Book Review

Colonial Dis-Ease: Us Navy Health Policies and the Chamorros of Guam, 1898-1941

Anne Perez Hattori

ISBN: 978-0824828080 2004 239 pages University of Hawaii Press

Rose McEldowney
Associate Professor in Nursing; Director of the Cultural Safety Research Unit, Graduate School of Nursing and Midwifery, Victoria University of Wellington, New Zealand

Colonial Dis-ease is an important addition to the 'historically underdeveloped' Pacific. It offers an indigenous perspective to the turbulent developments in health that took place on the strategic US territory of Guam between 1898 and 1941. Dr Hattori, herself an indigenous Chamorro of Guam, draws together three major strands - the role of US Navy health workers as participants in colonial power, the reaction of the indigenous people to the US-imposed health policies and the rapid advances taking place in Western medicine at the time. As noted by series editor David Hanlon, Professor Hattori 'rewrites the history of health care on Guam in the context of colonialism'. And it is this context which makes it valuable for nurse and other health care researchers. The period marked the rapid development of scientific and medical research in the Western world with its enormous impact for most cultures.

Guam, itself, has always attracted attention from historians because of its strategic location close to Asia. It was ceded to the US in 1898 after the Spanish-American war and was governed by the US Navy until the Japanese invasion during World War Two.

Dr Hattori's research examines ('disentangles') four health-related policies imposed on the Chamorro people. First, was the forced exile of people inflicted with Hansen's disease (leprosy) to Culion Leper Colony in the Philippines - 'They were treated like animals in a parade'. Second, she highlights the regulations imposed on native healers and midwives and the impact on such issues as maternity, modernity, domesticity, medicine and gender relations.

Third, Hattori focuses on the establishment of the Susana Hospital (for women and children) which became a symbol of tension between two cultures over health care and childbirth ('The cry of the little people').

Finally, Dr Hattori deals with attempts to forcibly eradicate hookworm from Chamorro children even if they presented with no symptoms. Despite a punitive approach, the Navy policy on hookworms failed.

Dr Hattori also provides an excellent overview of health, medicine, politics, science and culture at the time, not only in Guam but also in America and the Western world.

Over the 43 years Navy rule, US power and moral authority over Guam's indigenous people became entrenched. The response by the Chamorros, themselves, varied from resistance to acceptance. Some of the stories Dr Hattori collected reveal that varied response from her people.

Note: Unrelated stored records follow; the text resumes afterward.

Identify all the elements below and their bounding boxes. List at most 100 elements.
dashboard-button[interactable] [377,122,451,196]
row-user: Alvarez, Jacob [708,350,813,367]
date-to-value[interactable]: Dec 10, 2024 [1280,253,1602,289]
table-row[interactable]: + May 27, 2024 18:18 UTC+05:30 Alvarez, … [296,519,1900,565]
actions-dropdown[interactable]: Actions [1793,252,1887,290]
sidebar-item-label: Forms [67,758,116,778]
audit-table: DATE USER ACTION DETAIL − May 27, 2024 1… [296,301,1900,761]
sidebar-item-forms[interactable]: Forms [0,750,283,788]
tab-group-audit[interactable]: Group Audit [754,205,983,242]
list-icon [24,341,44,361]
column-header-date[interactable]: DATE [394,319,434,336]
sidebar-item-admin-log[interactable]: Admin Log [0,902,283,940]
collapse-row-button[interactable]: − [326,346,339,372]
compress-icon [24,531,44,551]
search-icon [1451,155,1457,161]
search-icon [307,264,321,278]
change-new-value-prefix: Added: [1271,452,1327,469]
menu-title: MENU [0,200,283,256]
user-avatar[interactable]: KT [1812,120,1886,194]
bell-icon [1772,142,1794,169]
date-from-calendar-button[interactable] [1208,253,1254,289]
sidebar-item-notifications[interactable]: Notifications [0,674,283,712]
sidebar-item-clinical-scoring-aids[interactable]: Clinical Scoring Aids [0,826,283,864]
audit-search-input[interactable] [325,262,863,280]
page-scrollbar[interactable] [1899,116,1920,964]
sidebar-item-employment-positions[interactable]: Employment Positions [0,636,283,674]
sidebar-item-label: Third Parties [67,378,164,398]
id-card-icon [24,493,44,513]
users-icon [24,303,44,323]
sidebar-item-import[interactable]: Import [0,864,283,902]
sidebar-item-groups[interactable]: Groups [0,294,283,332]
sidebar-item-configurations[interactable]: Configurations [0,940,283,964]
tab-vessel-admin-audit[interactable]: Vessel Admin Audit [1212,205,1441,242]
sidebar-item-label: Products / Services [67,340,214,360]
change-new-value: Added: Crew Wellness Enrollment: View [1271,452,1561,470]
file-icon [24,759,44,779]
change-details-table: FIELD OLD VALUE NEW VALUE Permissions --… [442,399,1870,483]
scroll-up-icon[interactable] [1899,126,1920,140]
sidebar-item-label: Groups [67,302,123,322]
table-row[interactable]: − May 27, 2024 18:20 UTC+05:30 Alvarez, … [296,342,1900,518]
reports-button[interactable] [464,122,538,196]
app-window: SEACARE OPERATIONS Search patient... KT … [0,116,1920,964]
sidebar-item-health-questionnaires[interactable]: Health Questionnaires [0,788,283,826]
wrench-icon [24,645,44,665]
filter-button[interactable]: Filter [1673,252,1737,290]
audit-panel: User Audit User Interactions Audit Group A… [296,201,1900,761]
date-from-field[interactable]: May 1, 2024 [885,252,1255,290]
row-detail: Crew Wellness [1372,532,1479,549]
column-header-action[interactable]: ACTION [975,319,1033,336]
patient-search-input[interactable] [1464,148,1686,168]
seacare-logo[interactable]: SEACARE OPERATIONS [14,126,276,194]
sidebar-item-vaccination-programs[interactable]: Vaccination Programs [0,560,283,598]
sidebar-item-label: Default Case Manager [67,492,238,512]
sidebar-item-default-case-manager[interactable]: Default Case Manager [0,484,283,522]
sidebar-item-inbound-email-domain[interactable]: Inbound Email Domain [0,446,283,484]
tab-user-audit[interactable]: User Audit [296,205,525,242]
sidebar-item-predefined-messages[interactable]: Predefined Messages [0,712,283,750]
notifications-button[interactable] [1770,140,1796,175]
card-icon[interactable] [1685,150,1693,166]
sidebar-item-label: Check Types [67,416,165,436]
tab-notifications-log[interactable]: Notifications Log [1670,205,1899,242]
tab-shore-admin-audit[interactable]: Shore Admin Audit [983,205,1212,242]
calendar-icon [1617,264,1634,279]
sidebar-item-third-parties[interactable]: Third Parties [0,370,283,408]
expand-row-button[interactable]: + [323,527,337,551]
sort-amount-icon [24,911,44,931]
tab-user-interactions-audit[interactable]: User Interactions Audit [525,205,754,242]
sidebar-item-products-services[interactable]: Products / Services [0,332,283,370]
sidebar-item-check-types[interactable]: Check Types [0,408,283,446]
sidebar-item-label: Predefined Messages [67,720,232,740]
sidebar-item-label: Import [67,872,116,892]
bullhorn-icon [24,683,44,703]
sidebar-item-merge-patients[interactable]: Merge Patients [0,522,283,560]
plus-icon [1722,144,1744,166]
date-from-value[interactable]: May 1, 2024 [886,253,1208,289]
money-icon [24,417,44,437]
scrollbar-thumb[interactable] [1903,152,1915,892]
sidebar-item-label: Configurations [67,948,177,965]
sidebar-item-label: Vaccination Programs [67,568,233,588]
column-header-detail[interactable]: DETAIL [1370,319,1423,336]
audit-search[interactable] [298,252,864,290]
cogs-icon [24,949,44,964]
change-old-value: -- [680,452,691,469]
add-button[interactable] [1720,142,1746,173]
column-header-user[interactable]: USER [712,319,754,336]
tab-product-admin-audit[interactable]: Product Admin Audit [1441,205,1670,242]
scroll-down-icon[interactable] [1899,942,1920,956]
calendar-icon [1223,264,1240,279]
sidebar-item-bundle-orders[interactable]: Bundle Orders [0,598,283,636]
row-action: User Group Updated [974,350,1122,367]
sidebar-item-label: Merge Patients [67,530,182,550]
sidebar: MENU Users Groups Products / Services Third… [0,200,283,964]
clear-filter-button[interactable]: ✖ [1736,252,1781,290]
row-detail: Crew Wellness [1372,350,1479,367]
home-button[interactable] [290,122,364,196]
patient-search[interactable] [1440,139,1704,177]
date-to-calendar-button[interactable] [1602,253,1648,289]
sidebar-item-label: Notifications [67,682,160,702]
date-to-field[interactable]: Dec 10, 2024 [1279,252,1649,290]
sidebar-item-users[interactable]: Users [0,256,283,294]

Apart from the occasional speculative assumption and misgivings about the end-of-book notes, Colonial Dis-ease is a 'must-read' for nurses and other health workers. It has appeal, too, for readers interested in cultural differences in health care, the power dynamics around health, and recognition of indigenous knowledges. Nurses play an important part in the monograph from the role of the pre-colonial healers (makahna) through the establishment of the US Navy Nurse Corps in 1908 to the establishment of native nurses on Guam. Midwives, too, feature prominently from the work of the native midwife (pattera) through the medicalisation of childbirth with the development of medical obstetrics.

Colonial Dis-ease is graced with excellent maps and photographs and 20 pages of references. It is a welcome addition to the growing knowledge about health, past and present, in the Pacific.